I’m just guessing, but having seen other such situations I would guess that the place was closed mostly for pervasive bad food handling (# 4 fits in here, too), not (just) for mice. Mice and flies are a bad thing, but unless the restaurant is overrun they’re not likely to shut it down.
I remember when this overpriced “sugar” restaurant (with lying notices re: “technical issues”) was a variety of useful and reasonably priced shops, including a diner. Ah, greed. Of course, if they go out of business, what will move in: a bank?
Ah yes. Those were the days. Small businesses which were needed, wanted and affordable for the community. That’s an old model now I’m afraid.
I wonder if the mice had diabetes…
omg! I passed by it yesterday and there were signs on the window saying closed due to techincal issue.
As of Monday at 1:30 p.m., Sugar and Plumm’s six “fake news” signs about being closed for “technical issues” are gone. They remain closed and the yellow closure sign from the health department is still on their inside door. Their “fake news” signs had said they would reopen tonight. There are staff members inside the restaurant. Presumably they are waiting for someone from the health department to do another check.

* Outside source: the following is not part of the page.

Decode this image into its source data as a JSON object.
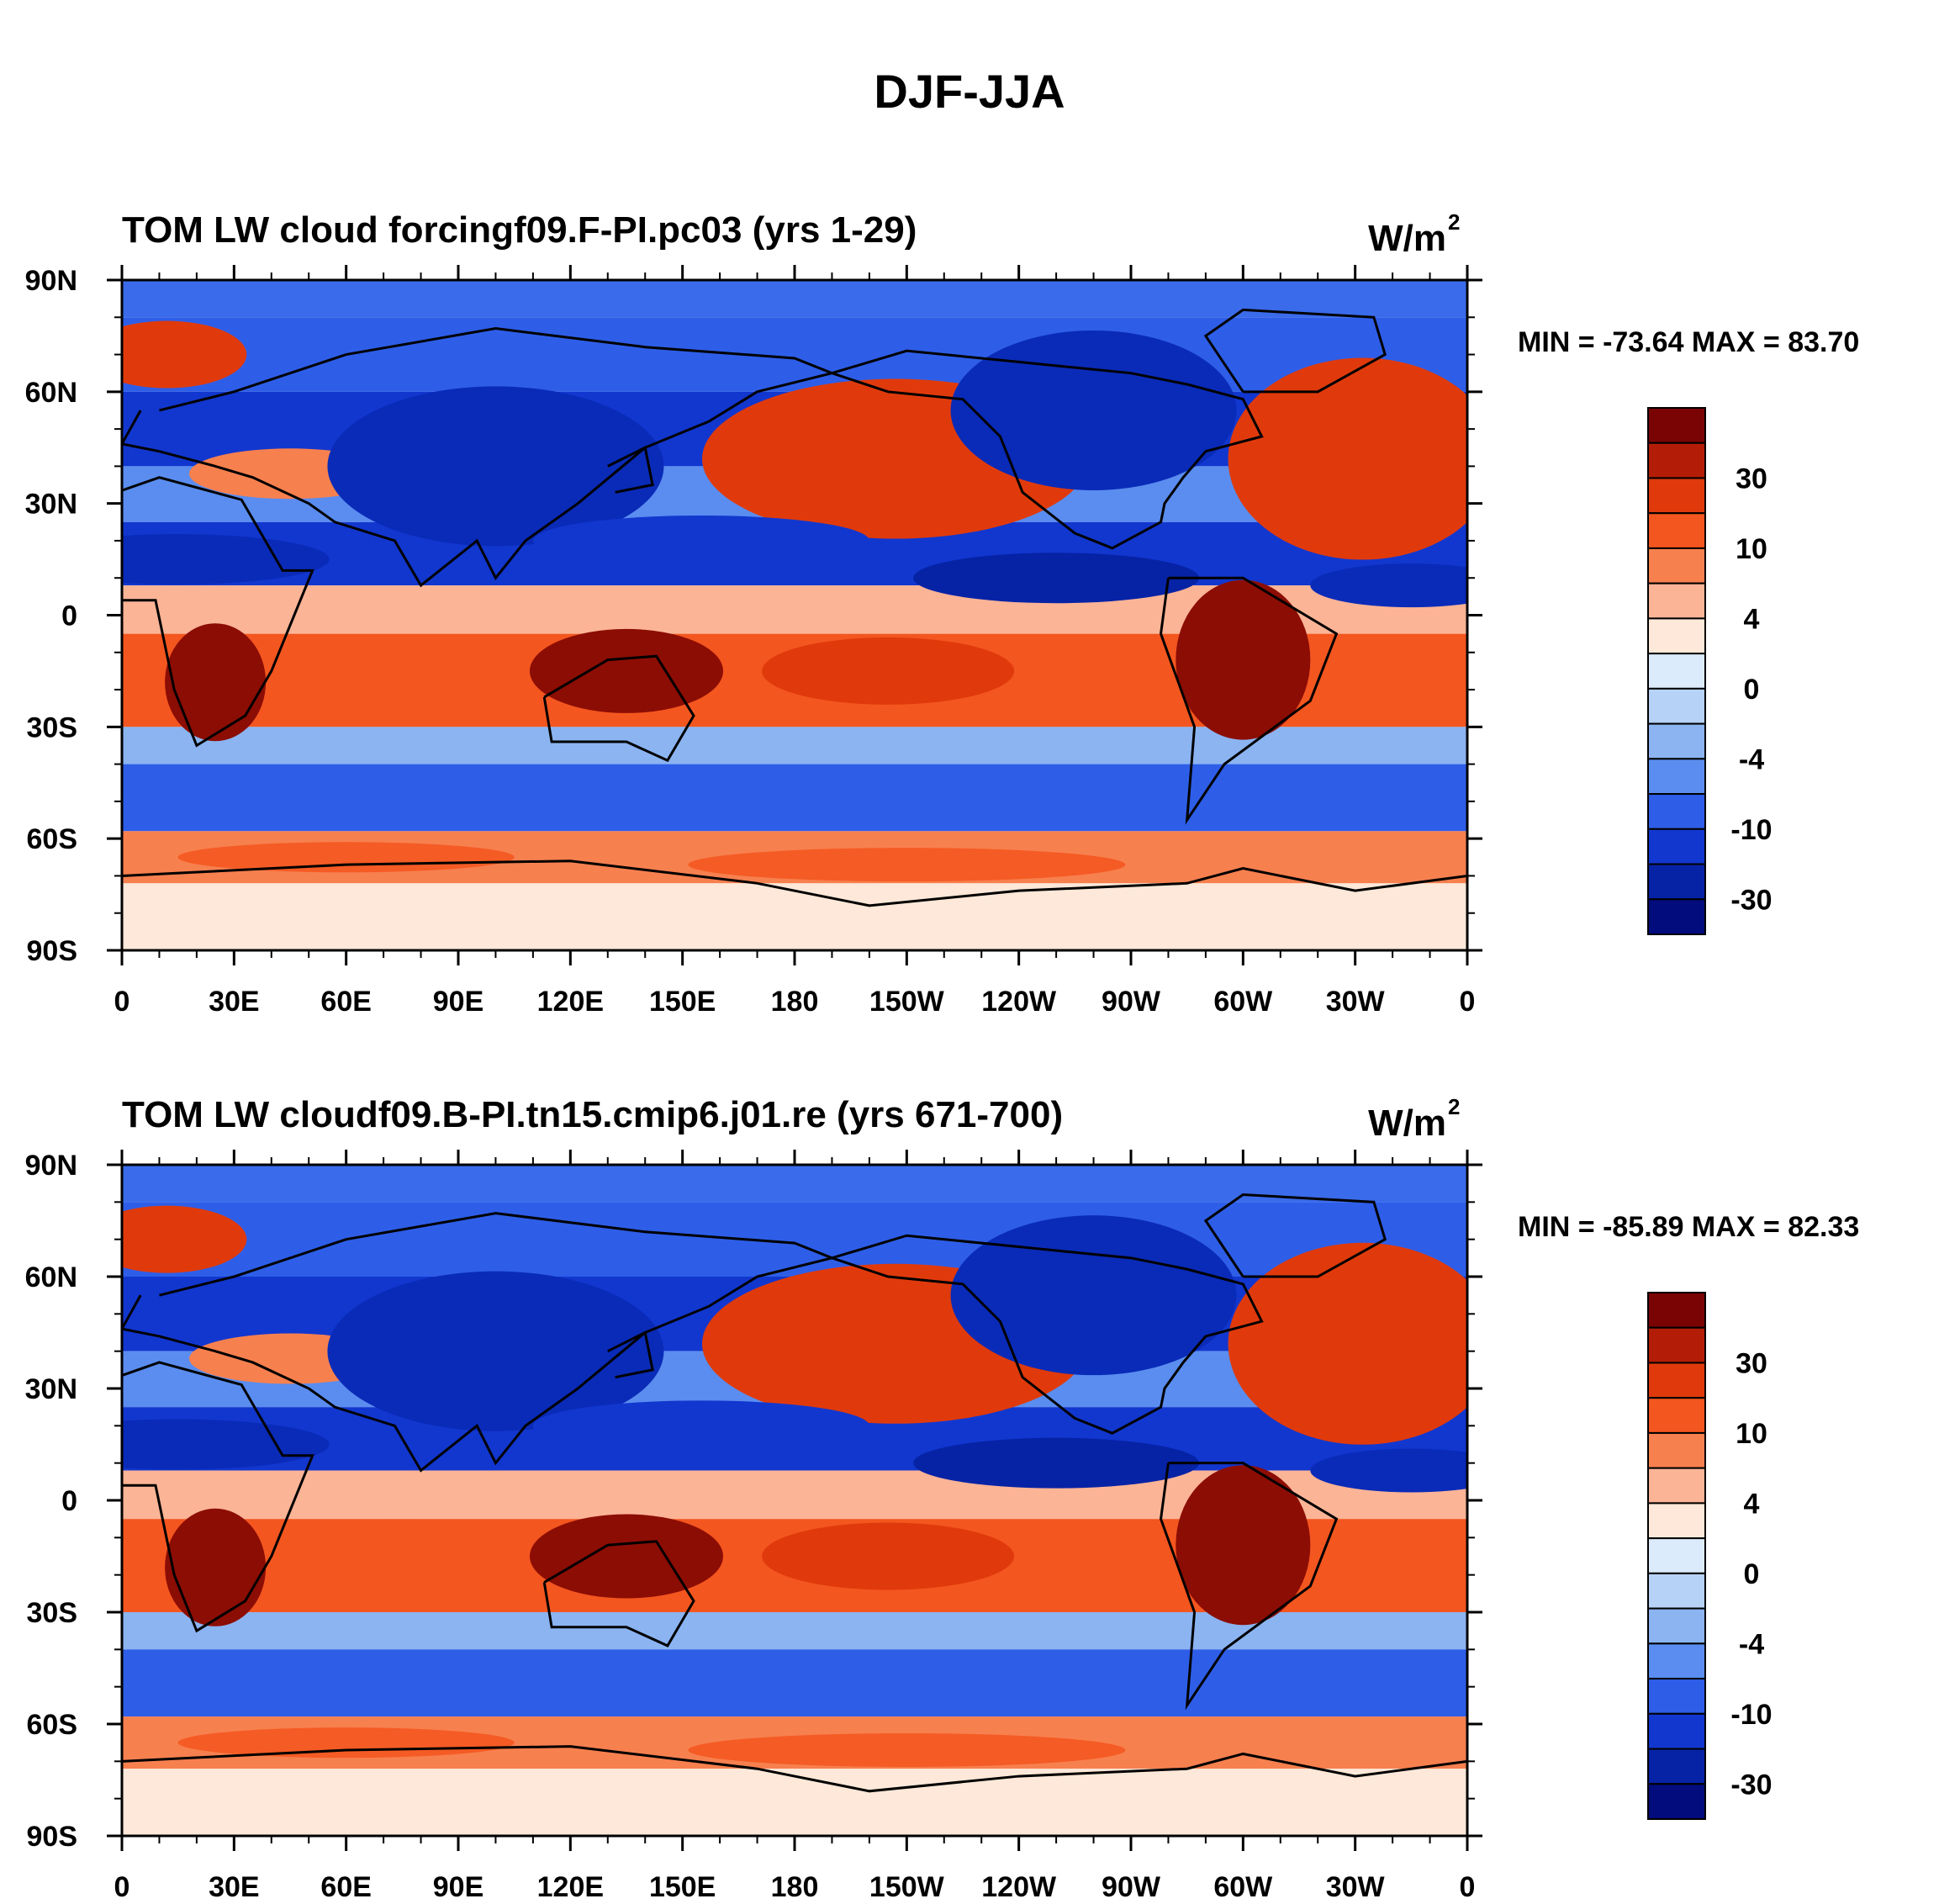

my first visit to Sugar and Plum was a disaster and haven’t been there since. I notified the waiter that my daughter is highly allergic to all nuts especially peanuts and asked to handle her order carefully. Guess what? She ended up with Peanut Butter icecream!!! Apparently, they mistakenly put the peanut butter icecream tub in the dulce de leche section. My daughter had an immediate reaction and my husband had to run/carry her to our home which was a block away to administer necessary medication. We were traumatized and the manager was apologetic and took our information. We NEVER heard from them!! So I’m not surprised they are careless with their food handling and mice droppings.. If they didn’t care to follow up on a 4 year old girl from the neighborhood having breathing issues directly as a result of their carelessness, they certainly won’t care if customers get sick from eating their food that was mishandled.
Noticed it was reopened today when I passed by.